If you are earn an income more than $150,000.00 annually then your lawyer should consider section 4 of the Child Support Guidelines, which says that if the table amount of support is inappropriate, then the table amount payable can be adjusted to an appropriate amount with regard to you or your ex-spouses income over $150,000.00 each year taking the children’s circumstances into account.
This issue was considered recently in McNeil v. McNeil, by the Court of Appeal in New Brunswick. The payor in that case had exercised stock options in 2005 and never told the support recipient. His line 150 income was well over $150,000.00 as a result. The recipient found out about this in 2011 and sought to have additional child support payable on account of this higher income. After a motion the Court of Appeal decided not to include the payor’s stock options in his income because it was non-recurring and didn’t result in disposable income to the payor. In other words, the amount of support payable because of his exercise of stock options would have amounted to transferring wealth to the children’s mother and would not have focused on the needs of the children.

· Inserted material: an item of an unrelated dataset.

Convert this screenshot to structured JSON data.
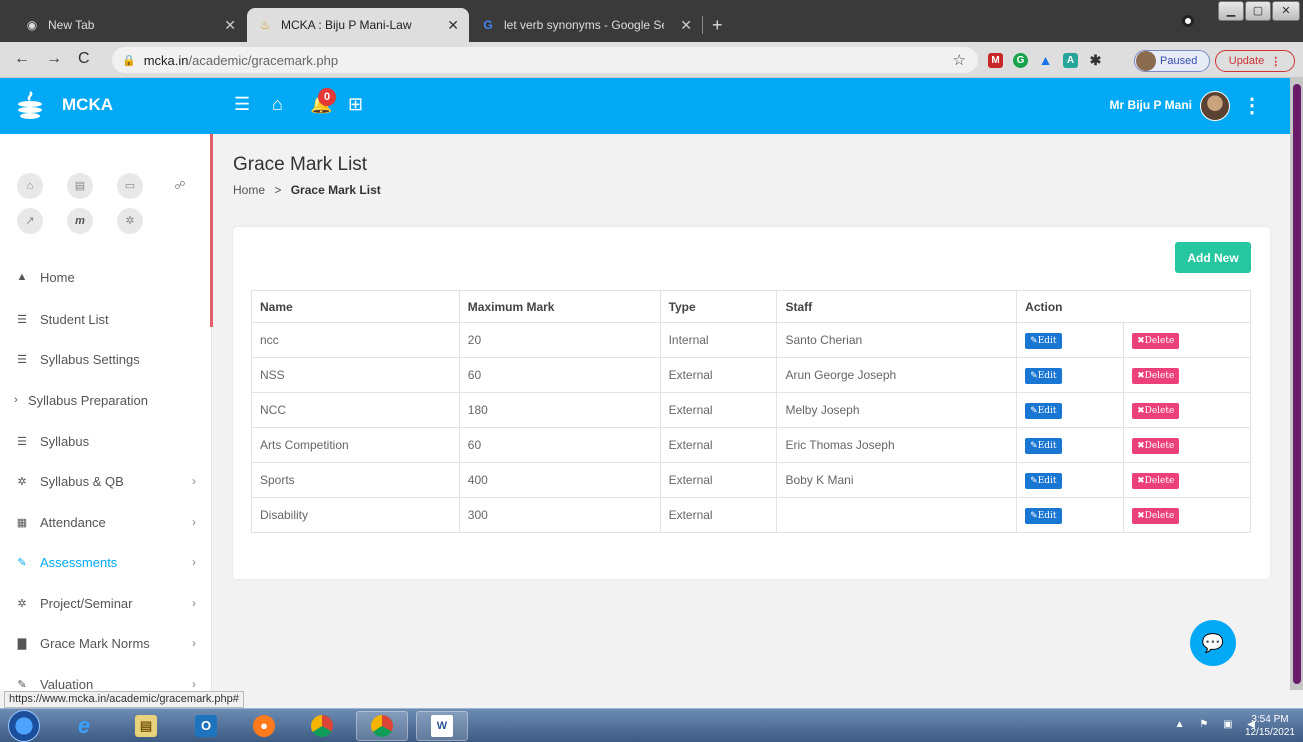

There are several lessons to be learned from this case:
a) Disclose your income situation accurately and annually. Hiding what your income is often leads to problems and court.
b) Some people think that retroactive child support can only be considered for the last three years. This case considered child support from six years before.
c) If you are or become self-employed or receive other ‘unusual’ income, you should speak with your lawyer whether this will affect your child support obligations.
Had the payor in this case disclosed his income and received good legal advice, one wonders whether the matter would have even gone to a motion, let alone the Court of Appeal.